Counselors are a huge source of support, but they don’t have all the answers. Many wrongly look to their therapists to make decisions for them, May said.

“Sometimes, when you’re in a situation a person standing outside of it can better point out some patterns and connections that you may not see,” she said. “People think I’m going to tell them to quit their job, leave their wife, move to Alaska. I’m not going to do that. I don’t have to live with the consequences of your choices. I will outline the pros and cons to help you decide what’s best for you.”

Couch Talk

A common misconception many have in the black community is that counseling is for rich people, May said.
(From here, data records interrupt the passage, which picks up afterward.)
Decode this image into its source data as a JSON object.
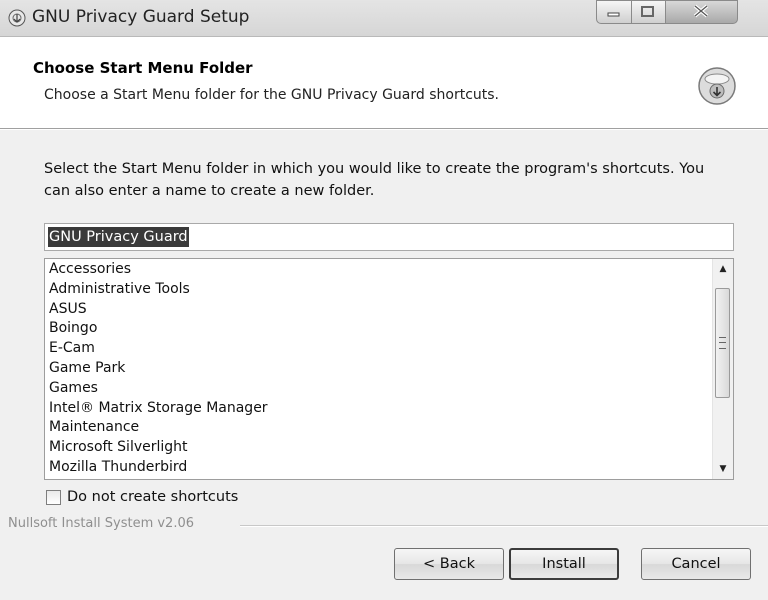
{
  "window": {
    "title": "GNU Privacy Guard Setup"
  },
  "header": {
    "title": "Choose Start Menu Folder",
    "subtitle": "Choose a Start Menu folder for the GNU Privacy Guard shortcuts."
  },
  "body": {
    "description": "Select the Start Menu folder in which you would like to create the program's shortcuts. You can also enter a name to create a new folder.",
    "folder_value": "GNU Privacy Guard",
    "folders": [
      "Accessories",
      "Administrative Tools",
      "ASUS",
      "Boingo",
      "E-Cam",
      "Game Park",
      "Games",
      "Intel® Matrix Storage Manager",
      "Maintenance",
      "Microsoft Silverlight",
      "Mozilla Thunderbird"
    ],
    "no_shortcuts_label": "Do not create shortcuts",
    "no_shortcuts_checked": false
  },
  "footer": {
    "branding": "Nullsoft Install System v2.06",
    "back_label": "< Back",
    "install_label": "Install",
    "cancel_label": "Cancel"
  },
  "icons": {
    "title": "installer-icon",
    "header": "install-disk-icon",
    "minimize": "minimize-icon",
    "maximize": "maximize-icon",
    "close": "close-icon"
  }
}
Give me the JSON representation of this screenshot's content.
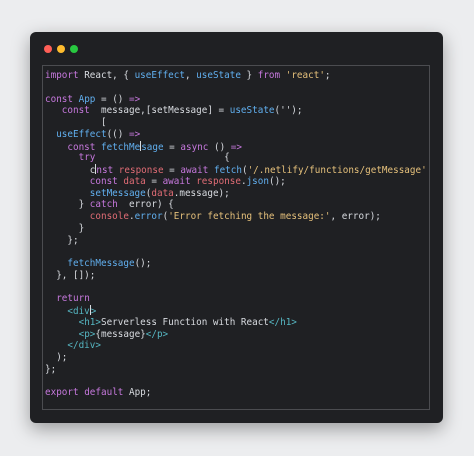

That’s why she began Couch Talk, an online session that covers a variety of issues, such as depression, grief, and anxiety, as well as self-care, which takes into account one’s mental, physical, spiritual, and emotional well-being.

“One of the reasons I started Couch Talk was because I recognized that people don’t know how affordable, reasonable, and reachable counseling is for them,” she said. “I started there hoping that people will want more information.”

May said, “if you don’t take care of yourself mentally, then everything else goes downhill. When you think of mental health—depression, anxiety, trauma, grief—all those things come into play when you talk about your relationships with other people and your ability to manage your daily life.”

She used depression as an example: “When someone is dealing with depression, their inability to get up and go to work can affect their ability to handle their finances, which can affect their ability to maintain a job, pay their bills, have a house or someplace to live. If you don’t take care of your mental health, it can cause a downward spiral effect in every other area of your life.”

“Why Can’t You Be?”

The toughest people to counsel are those who have no belief outside of themselves, she said.

“Faith plays a very important role,” said May, who recalled the importance of faith in 2002 when she needed help with a set of her own personal issues.

“I think faith in something—who or whatever your God is—keeps people grounded and gives them hope in something bigger than themselves,” she said.

May hasn’t always been a licensed therapist, but she has always been the one person her friends came to about their problems. After one of her friends discovered that their own personal confidant was seeing a therapist, she recalls her friend saying, “You’re going over there and paying someone to talk to them? You should be the counselor.”

“I spoke to my therapist and told her [that] one of my friends said I should be a counselor, and I laughed about it. She said, ‘Why can’t you be?’”

Someone to Help

May specializes in various areas, including minority health issues. African-American problems are no different from others, May said, “we just have the added problem of race.”

All people grieve the loss of family members, jobs, finances, relationships, and other life changes, May said.

“But I do see issue of race among my African-American clients. With the [political turmoil in Washington, D.C.], there’s been a lot of grief, people just hurting because our nation is so divided. I’ve seen several clients who have been affected by it in the workplace and in their families.”

This is one of the reasons it is important to see a counselor or a therapist.

“Here’s an analogy I sometimes share with my clients,” May said. “We’re in this room, and there’s all this furniture. Yes, I can get all this furniture out of here by myself if I work hard enough and struggle long enough. But if I have you to help me, why would I do it by myself? Sometimes it’s just easier to get through life’s struggles if you have someone else to help you.”